Within three years, Musk had left the organization, which had pivoted to a capped-profit company. At the same time, Google and other competitors in the space were developing even faster AI tools. But it took another paper, written in 2017, to kickstart the next era of AI.
Attention is all you need
In June 2017, an academic paper called ‘Attention is all you need’ was published on the arXiv preprint server. It was written by Google researchers and introduced a new concept in AI: the transformer. Transformer is the “T” in ChatGPT. GPT-2, a large language model, was released by OpenAI in February 2019.
But OpenAI didn’t release the full model publicly, because they were worried it would be used nefariously.
GPT-3 came soon after, and then GPT-3.5, which is the technology underpinning the original version of ChatGPT. OpenAI has since released GPT-4, which powers a paid-for version of ChatGPT, called ChatGPT Plus.

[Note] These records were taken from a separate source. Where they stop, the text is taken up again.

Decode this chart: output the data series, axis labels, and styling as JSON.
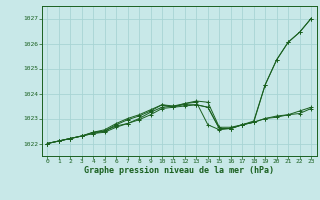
{
  "title": "Graphe pression niveau de la mer (hPa)",
  "bg_color": "#c8e8e8",
  "grid_color": "#a8d4d4",
  "line_color": "#1a6020",
  "xlim": [
    -0.5,
    23.5
  ],
  "ylim": [
    1021.5,
    1027.5
  ],
  "yticks": [
    1022,
    1023,
    1024,
    1025,
    1026,
    1027
  ],
  "xticks": [
    0,
    1,
    2,
    3,
    4,
    5,
    6,
    7,
    8,
    9,
    10,
    11,
    12,
    13,
    14,
    15,
    16,
    17,
    18,
    19,
    20,
    21,
    22,
    23
  ],
  "series": [
    [
      1022.0,
      1022.1,
      1022.2,
      1022.3,
      1022.45,
      1022.55,
      1022.8,
      1023.0,
      1023.15,
      1023.35,
      1023.55,
      1023.5,
      1023.6,
      1023.7,
      1023.65,
      1022.65,
      1022.65,
      1022.75,
      1022.85,
      1023.0,
      1023.1,
      1023.15,
      1023.2,
      1023.4
    ],
    [
      1022.0,
      1022.1,
      1022.2,
      1022.3,
      1022.45,
      1022.5,
      1022.75,
      1022.95,
      1023.1,
      1023.3,
      1023.55,
      1023.45,
      1023.6,
      1023.65,
      1022.75,
      1022.55,
      1022.6,
      1022.75,
      1022.9,
      1024.35,
      1025.35,
      1026.05,
      1026.45,
      1027.0
    ],
    [
      1022.0,
      1022.1,
      1022.2,
      1022.3,
      1022.4,
      1022.5,
      1022.7,
      1022.8,
      1023.0,
      1023.25,
      1023.45,
      1023.5,
      1023.55,
      1023.55,
      1023.45,
      1022.6,
      1022.6,
      1022.75,
      1022.85,
      1023.0,
      1023.05,
      1023.15,
      1023.3,
      1023.45
    ],
    [
      1022.0,
      1022.1,
      1022.2,
      1022.3,
      1022.4,
      1022.45,
      1022.65,
      1022.8,
      1022.95,
      1023.15,
      1023.4,
      1023.45,
      1023.5,
      1023.55,
      1023.45,
      1022.6,
      1022.6,
      1022.75,
      1022.85,
      1024.35,
      1025.35,
      1026.05,
      1026.45,
      1027.0
    ]
  ]
}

The chatbot interface has become the standard way that we interact with generative AI, from ChatGPT to Google Bard and Microsoft Bing Chat – alongside image generators like Midjourney and DALL-E 2. Today, some of the people developing AI tools are warning about its potential power to disrupt the world and the need to regulate the burgeoning technology.
What will happen next is anybody’s guess – but the history of AI is undoubtedly far from over.